THE BROTHERS GRIMM


Starring: Matt Damon, Heath Ledger, Monica Bellucci, Jonathan Pryce, Lena Headey
Director: Terry Gilliam
Writing Credits: Ehren Kruger
Distributor: Dimension Film s (USA 2005)
Rated: PG-13 for violence, frightening sequences and brief suggestive material.

Bombastic, whimsical, and delicious,THE BROTHERS GRIMM evokes all of the adjectives one comes to expect about the work of director Terry Gilliam. Like Twelve Monkeys, it's weird. Like Time Bandits, it's fanciful and just a bit dark. Like Brazil, it's more than a bit offbeat; and like all of his work with Monty Python, it is most certainly original.

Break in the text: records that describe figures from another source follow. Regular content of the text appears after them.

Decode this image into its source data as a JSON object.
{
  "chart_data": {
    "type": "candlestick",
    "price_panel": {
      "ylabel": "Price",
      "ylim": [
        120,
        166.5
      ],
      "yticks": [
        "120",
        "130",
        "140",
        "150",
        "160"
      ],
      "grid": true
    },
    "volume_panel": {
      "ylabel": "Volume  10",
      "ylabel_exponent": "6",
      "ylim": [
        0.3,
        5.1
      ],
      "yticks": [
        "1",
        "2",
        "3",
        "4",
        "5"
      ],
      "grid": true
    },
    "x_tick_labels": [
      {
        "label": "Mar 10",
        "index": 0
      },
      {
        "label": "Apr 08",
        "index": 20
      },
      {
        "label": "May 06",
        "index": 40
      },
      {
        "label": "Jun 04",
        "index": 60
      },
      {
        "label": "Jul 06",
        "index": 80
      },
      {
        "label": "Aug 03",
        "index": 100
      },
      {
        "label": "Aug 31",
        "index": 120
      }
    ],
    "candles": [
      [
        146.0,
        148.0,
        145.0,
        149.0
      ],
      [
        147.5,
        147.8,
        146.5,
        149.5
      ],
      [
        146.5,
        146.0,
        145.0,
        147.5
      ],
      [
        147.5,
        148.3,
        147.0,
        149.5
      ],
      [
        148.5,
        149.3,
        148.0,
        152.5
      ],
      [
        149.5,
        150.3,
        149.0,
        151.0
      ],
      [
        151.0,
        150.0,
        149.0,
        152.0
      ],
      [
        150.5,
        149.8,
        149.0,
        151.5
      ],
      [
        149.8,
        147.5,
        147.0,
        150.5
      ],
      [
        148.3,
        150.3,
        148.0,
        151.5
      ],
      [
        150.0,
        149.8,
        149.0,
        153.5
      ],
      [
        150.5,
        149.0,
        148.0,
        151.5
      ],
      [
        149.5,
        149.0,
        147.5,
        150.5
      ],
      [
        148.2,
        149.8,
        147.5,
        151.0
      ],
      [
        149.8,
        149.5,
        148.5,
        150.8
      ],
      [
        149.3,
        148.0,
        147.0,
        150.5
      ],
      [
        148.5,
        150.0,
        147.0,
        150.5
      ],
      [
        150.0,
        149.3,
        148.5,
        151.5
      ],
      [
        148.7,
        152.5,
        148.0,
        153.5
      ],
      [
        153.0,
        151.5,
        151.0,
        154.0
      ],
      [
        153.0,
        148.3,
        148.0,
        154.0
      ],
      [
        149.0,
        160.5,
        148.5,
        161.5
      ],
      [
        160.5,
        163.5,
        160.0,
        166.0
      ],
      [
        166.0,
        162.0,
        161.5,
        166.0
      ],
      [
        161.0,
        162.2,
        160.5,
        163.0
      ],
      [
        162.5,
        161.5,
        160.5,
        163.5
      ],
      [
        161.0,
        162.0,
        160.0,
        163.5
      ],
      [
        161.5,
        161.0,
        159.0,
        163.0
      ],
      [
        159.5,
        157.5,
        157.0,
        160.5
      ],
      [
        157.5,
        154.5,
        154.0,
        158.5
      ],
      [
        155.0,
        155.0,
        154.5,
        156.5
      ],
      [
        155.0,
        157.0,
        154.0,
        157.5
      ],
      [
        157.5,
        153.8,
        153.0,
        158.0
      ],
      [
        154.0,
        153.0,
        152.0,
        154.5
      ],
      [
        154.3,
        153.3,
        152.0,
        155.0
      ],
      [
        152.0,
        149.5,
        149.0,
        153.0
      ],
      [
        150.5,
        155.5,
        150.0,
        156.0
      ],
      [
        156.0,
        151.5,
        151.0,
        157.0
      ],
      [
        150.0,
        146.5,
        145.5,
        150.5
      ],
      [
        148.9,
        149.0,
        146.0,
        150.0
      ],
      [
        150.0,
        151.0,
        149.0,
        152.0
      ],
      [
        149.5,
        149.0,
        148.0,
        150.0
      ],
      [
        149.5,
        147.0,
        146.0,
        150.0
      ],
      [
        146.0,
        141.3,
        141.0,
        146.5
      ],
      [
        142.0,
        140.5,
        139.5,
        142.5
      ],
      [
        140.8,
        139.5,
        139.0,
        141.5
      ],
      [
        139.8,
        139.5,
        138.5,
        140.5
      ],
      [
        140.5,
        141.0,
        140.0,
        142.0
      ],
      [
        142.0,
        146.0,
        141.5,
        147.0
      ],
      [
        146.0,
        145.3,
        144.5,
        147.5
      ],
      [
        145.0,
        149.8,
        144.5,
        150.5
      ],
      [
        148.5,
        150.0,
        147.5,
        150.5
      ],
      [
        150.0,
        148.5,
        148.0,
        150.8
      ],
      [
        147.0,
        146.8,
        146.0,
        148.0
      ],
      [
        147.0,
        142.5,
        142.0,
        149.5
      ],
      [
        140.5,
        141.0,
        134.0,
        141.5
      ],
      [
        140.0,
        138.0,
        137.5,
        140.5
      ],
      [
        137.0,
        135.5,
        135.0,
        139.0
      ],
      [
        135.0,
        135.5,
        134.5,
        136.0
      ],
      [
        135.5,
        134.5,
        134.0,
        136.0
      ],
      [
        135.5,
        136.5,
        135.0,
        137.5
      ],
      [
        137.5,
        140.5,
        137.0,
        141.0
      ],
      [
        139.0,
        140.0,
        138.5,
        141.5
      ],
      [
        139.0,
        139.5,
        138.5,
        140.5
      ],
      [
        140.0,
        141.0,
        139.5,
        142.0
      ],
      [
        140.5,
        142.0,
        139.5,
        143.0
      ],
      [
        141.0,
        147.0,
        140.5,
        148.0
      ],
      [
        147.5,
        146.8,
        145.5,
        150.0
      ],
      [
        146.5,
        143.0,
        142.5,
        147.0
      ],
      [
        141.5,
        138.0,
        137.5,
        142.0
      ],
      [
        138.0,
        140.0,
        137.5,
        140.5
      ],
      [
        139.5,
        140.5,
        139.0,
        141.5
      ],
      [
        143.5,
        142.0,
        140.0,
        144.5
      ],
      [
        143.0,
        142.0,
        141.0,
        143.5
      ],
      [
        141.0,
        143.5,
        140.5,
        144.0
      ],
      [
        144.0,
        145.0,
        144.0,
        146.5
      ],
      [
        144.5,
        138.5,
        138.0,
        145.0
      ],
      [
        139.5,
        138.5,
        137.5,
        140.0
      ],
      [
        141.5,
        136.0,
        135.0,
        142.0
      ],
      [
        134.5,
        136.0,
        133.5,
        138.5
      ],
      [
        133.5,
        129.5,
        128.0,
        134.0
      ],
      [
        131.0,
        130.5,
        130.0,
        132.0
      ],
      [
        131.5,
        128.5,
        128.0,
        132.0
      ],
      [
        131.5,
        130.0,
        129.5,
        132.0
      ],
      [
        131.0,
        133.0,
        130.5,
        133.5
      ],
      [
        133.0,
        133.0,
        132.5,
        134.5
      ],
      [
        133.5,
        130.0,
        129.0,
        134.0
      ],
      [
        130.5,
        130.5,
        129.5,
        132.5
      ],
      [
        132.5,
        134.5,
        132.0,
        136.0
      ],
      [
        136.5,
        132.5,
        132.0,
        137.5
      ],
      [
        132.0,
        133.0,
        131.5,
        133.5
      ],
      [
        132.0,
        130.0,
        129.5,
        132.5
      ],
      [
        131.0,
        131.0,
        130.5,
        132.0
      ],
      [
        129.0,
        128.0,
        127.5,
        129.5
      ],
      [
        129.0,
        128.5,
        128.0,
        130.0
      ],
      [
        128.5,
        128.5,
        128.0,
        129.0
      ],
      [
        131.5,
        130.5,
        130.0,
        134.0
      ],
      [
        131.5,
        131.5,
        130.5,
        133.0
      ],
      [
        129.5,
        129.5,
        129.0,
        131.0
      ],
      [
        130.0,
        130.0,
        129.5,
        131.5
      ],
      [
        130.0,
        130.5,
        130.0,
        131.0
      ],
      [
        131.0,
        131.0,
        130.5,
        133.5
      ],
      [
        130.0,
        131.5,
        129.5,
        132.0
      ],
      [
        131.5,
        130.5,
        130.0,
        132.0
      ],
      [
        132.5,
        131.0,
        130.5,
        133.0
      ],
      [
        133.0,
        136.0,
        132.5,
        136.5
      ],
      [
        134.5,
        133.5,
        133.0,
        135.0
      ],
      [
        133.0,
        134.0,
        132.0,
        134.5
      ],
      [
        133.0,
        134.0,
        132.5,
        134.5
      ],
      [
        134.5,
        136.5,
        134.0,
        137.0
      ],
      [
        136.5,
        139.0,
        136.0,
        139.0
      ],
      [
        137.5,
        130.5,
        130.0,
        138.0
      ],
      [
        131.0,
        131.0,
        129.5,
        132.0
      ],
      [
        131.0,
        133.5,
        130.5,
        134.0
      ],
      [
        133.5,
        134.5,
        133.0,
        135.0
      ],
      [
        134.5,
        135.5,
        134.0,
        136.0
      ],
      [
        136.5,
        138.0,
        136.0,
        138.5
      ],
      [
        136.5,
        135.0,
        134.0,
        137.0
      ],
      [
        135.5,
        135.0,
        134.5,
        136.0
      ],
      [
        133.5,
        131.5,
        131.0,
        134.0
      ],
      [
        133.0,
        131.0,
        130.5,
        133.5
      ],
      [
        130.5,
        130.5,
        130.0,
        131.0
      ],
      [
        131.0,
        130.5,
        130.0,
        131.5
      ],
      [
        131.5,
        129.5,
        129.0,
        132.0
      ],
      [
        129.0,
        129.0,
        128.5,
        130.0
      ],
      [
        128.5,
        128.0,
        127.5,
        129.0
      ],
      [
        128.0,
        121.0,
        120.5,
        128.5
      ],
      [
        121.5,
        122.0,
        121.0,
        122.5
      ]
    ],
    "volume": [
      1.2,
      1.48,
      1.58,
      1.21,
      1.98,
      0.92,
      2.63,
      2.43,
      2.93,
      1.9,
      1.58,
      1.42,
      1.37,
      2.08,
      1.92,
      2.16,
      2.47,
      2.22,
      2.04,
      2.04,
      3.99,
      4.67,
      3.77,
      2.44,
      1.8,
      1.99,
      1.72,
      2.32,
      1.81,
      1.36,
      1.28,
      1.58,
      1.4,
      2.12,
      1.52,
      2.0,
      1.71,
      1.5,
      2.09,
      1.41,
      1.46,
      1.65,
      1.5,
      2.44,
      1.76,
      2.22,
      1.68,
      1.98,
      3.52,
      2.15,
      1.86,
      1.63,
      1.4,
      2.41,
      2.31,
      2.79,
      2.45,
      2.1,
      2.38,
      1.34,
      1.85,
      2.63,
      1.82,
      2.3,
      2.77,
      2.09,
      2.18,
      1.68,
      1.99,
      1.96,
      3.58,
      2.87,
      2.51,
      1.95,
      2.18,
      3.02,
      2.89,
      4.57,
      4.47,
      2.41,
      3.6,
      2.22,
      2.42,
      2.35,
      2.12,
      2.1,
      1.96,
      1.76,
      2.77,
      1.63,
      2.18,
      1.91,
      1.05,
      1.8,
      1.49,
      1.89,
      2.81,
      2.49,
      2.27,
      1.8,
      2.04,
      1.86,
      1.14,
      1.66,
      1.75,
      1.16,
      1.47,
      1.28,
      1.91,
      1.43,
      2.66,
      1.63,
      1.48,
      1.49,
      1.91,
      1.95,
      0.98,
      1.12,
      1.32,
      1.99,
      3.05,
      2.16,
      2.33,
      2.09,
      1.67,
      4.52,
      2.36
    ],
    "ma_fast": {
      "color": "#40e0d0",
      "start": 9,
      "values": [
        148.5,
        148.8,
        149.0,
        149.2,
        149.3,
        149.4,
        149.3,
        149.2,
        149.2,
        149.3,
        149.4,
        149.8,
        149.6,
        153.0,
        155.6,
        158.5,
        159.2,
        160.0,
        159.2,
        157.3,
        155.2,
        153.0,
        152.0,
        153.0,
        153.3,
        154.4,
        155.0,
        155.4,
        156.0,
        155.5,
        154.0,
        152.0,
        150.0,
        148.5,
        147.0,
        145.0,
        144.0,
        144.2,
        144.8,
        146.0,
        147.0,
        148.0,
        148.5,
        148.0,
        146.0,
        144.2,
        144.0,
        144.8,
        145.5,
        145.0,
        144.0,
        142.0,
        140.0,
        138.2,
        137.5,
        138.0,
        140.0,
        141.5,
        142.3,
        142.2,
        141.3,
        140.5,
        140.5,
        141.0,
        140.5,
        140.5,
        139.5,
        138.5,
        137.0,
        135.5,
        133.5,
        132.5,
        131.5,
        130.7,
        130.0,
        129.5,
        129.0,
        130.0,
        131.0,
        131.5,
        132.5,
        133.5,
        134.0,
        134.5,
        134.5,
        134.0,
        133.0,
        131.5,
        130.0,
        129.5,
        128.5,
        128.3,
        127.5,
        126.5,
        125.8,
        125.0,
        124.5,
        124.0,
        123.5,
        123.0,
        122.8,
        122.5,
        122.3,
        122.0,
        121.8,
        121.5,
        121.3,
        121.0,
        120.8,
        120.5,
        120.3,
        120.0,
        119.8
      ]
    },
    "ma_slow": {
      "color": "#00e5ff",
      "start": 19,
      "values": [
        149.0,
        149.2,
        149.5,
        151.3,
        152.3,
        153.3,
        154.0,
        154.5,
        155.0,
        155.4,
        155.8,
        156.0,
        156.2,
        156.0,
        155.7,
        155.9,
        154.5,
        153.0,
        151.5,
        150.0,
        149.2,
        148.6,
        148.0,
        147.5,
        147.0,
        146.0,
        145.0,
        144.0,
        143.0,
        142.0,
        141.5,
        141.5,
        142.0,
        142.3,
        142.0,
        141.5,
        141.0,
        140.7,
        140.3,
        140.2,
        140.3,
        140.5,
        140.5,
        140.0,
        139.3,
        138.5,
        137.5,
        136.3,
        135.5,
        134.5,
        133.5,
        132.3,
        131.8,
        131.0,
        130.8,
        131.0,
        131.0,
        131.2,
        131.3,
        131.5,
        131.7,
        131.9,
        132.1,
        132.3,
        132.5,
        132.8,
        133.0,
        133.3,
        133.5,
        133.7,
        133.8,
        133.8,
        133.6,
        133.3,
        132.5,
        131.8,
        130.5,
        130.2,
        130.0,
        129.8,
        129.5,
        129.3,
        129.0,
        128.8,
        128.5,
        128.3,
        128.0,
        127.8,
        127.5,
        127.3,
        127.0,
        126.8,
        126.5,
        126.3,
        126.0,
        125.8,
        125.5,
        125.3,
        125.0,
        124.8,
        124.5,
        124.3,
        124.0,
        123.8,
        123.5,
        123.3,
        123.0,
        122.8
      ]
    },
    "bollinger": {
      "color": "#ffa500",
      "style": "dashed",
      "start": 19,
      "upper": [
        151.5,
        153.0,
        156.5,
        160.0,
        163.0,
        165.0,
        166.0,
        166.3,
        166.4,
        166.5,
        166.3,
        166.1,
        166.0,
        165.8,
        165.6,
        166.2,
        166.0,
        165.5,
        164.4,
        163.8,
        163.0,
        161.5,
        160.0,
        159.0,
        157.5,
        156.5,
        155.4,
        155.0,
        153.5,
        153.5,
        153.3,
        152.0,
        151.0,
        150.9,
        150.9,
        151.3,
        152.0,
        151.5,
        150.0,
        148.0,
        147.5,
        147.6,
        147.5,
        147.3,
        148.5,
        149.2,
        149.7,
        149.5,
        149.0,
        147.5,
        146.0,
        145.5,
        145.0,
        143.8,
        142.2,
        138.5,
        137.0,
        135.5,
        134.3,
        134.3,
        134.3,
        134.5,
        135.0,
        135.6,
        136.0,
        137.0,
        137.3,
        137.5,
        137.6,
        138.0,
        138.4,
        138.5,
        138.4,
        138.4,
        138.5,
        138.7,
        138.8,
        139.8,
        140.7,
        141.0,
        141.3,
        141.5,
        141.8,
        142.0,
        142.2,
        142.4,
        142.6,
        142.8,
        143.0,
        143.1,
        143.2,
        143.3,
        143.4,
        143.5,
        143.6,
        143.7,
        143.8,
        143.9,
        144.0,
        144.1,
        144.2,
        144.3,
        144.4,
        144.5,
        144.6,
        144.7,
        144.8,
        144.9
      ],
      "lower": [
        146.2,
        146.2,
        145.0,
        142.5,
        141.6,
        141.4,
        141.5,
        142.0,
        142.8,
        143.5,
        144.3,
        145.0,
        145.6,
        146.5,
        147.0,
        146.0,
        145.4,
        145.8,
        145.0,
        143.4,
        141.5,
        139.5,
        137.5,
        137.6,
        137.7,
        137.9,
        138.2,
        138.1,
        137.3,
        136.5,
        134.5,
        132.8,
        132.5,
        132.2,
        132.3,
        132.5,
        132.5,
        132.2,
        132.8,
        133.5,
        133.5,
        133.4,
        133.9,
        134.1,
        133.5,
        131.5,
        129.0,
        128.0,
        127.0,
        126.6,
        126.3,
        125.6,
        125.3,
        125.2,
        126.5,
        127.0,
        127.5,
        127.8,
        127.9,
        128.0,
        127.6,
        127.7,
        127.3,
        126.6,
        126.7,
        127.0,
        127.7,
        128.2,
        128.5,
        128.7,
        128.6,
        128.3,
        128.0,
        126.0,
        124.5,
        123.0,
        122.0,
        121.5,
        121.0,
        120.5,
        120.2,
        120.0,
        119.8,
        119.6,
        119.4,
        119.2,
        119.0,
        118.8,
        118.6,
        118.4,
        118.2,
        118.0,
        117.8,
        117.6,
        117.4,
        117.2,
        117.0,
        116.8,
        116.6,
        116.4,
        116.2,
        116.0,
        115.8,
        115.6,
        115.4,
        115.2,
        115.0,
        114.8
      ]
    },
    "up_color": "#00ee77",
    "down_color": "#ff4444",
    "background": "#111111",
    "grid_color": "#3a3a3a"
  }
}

But this latest film of Gilliam's also bears the imprimatur of its Hollywood-bred screenwriter, Ehren Kruger, the horror wild child behind Scream 3 and The Ring. An odd-duck pairing, their collaboration tempers Gilliam's imaginative tangents with Kruger's mainstream sensibilities, meshing together idiosyncratic elements with an almost fiendish devotion to narrative. Entertaining and clever and only rarely off-putting, this hybrid is fantastical but familiar, definitely weird but not uncomfortable...a Harry Potter experience for those who have outgrown the fantasy cliches of boy wizards. THE BROTHERS GRIMM -- which is only tangentially about the authors of the famous Anglo-Saxon fairy tales -- is really a comic ghost story wrapped in the postmodern folds of Shakespeare In Love, where the characters could be our contemporaries if it weren't for the period dress and bad hairstyles.

In Gilliam and Kruger's world, the Grimm brothers Wilhelm (Matt Damon) and Jacob (Heath Ledger) are theatrical hucksters who drum up fake witches in rural German villages, and then exorcise those demons...for a fee. Their lives are filled with wine, women and stories; Jacob, in particular, is consumed with the folk tales of his childhood. Wilhelm, however, fancies himself a realist...that is, until the two encounter the forest of Marbaden, where little girls in red riding hoods and those dropping bread crumbs are disappearing in droves.

The central mystery rapidly becomes the focus of the Grimms' adventure, including a tug of war over a village tomboy, Angelika (Lena Headey) and a vain, aging sorceress (Monica Belucci). There's little in the way of subtlety, in either the drama or the comedy. At moments, the film careens over the edge of believability in a cartoony, broadly drawn style. Especially in the first half-hour, The Brothers Grimm struggles to find its footing, bungling comic moments and wasting opportunities to fill out its central characters.

But as the film continues, Ledger finds an amiable rhythm in Jacob's literary nebbishness, and soon after Damon balances his hammy portrayal with more textured colorings. Like the Grimm tales themselves, the film is alternatively frightening and barbaric, and probably a tough fit for Miramax, who can't really sell it to children. The onscreen violence lands somewhere just shy of Lord of the Rings, but the storytellers treat the violence with less deference than the hobbits did. The Brothers Grimm is probably best for adults who still have a kid inside them somewhere, people with a worldly understanding of the modern-day equivalents of witches and werewolves. Imperfect but eminently enjoyable.